Intellectuellement proche de la « gauche » dite modérée – voire tendance « Franc-Tireur » pour certains –, l'équipe de « 28 minutes » entend mener volontiers la lutte (asymétrique) du « cercle de la raison » contre « les-extrêmes ». Si l'extrême droite est quasi-absente parmi les intervenants, hormis chez les « clubistes » du vendredi et du samedi, la rédaction sort volontiers le carton rouge contre La France insoumise et Jean-Luc Mélenchon. Dans l'édition du 6 décembre 2024, l'intervieweur Frédéric Says tresse des louanges au Parti socialiste et à son secrétaire général, Olivier Faure. La discussion du jour (« Du PS à LR, une majorité peut-elle émerger ? ») fait suite au rapprochement éventuel entre le Parti socialiste et le nouveau Premier ministre, François Bayrou. Saluant le « changement de ton » du PS, moins « obtus », Frédéric Says cite un discours d'Olivier Faure évoquant son devoir de « responsabilité », qui passerait par « le dialogue et la confrontation des points de vue ». Tout le contraire de l'énergumène gauchiste, suivez son regard. « Alors un état d'esprit qui se veut constructif, ça n'a pas plu évidemment à son allié Jean-Luc Mélenchon, le chef de file de LFI », martèle Says. Et de singer Mélenchon en haussant la voix à la manière du tribun : « Nous n'avons donné aucun mandat à Olivier Faure, ni pour négocier un accord ni pour faire des concessions réciproques à LR et à Macron. »
Une semaine plus tard, même thématique et biais identique. « 28 minutes » se demande si François Bayrou peut être « la figure du compromis ». Dans la séquence « le duel de la semaine » opposant les patrons de LFI et du PS, Frédéric Says a choisi le camp de la « raison » et du « compromis », incarné bien sûr par Faure et Bayrou. « Le Parti socialiste a répondu positivement à la main tendue par Emmanuel Macron, qui l'a reçu à l'Élysée, pour construire un accord de "non-censure" avec une partie de la gauche.
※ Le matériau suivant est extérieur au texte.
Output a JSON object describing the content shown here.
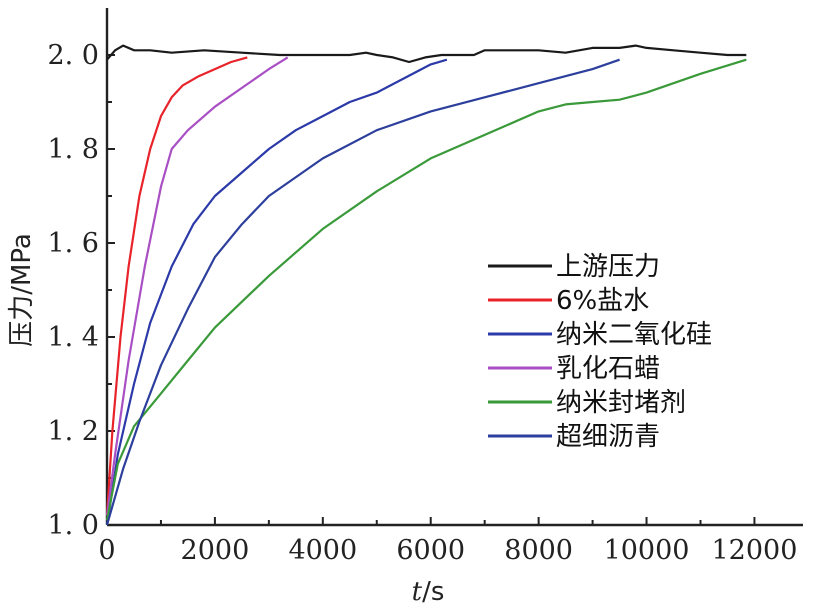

Cette décision a déclenché la colère de La France insoumise. Jean-Luc Mélenchon a accusé le PS de "détruire" le Nouveau Front populaire, alors qu'il demandait aux représentants de la gauche de quitter la table des négociations avec le président », déroule Frédéric Says. Il moque à nouveau le style oratoire de Jean-Luc Mélenchon, en mimant la gestuelle de l'orateur, mains levées puis baissées énergiquement vers son pupitre. Le journaliste oppose la « position inflexible et constante de Jean-Luc Mélenchon qui dit depuis des semaines "ce sera tout le programme et rien que le programme du Nouveau Front populaire" », à celle d'Olivier Faure. Fini la rigolade (communicative) sur le plateau : « C'est vrai », reprend plus sérieusement Frédéric Says, le premier secrétaire du Parti socialiste « a évolué depuis la chute de Michel Barnier. Plutôt que de rêver au grand soir, il plaide désormais pour des compromis, des petits pas, des avancées. Et pour cela, oui, il faut négocier. »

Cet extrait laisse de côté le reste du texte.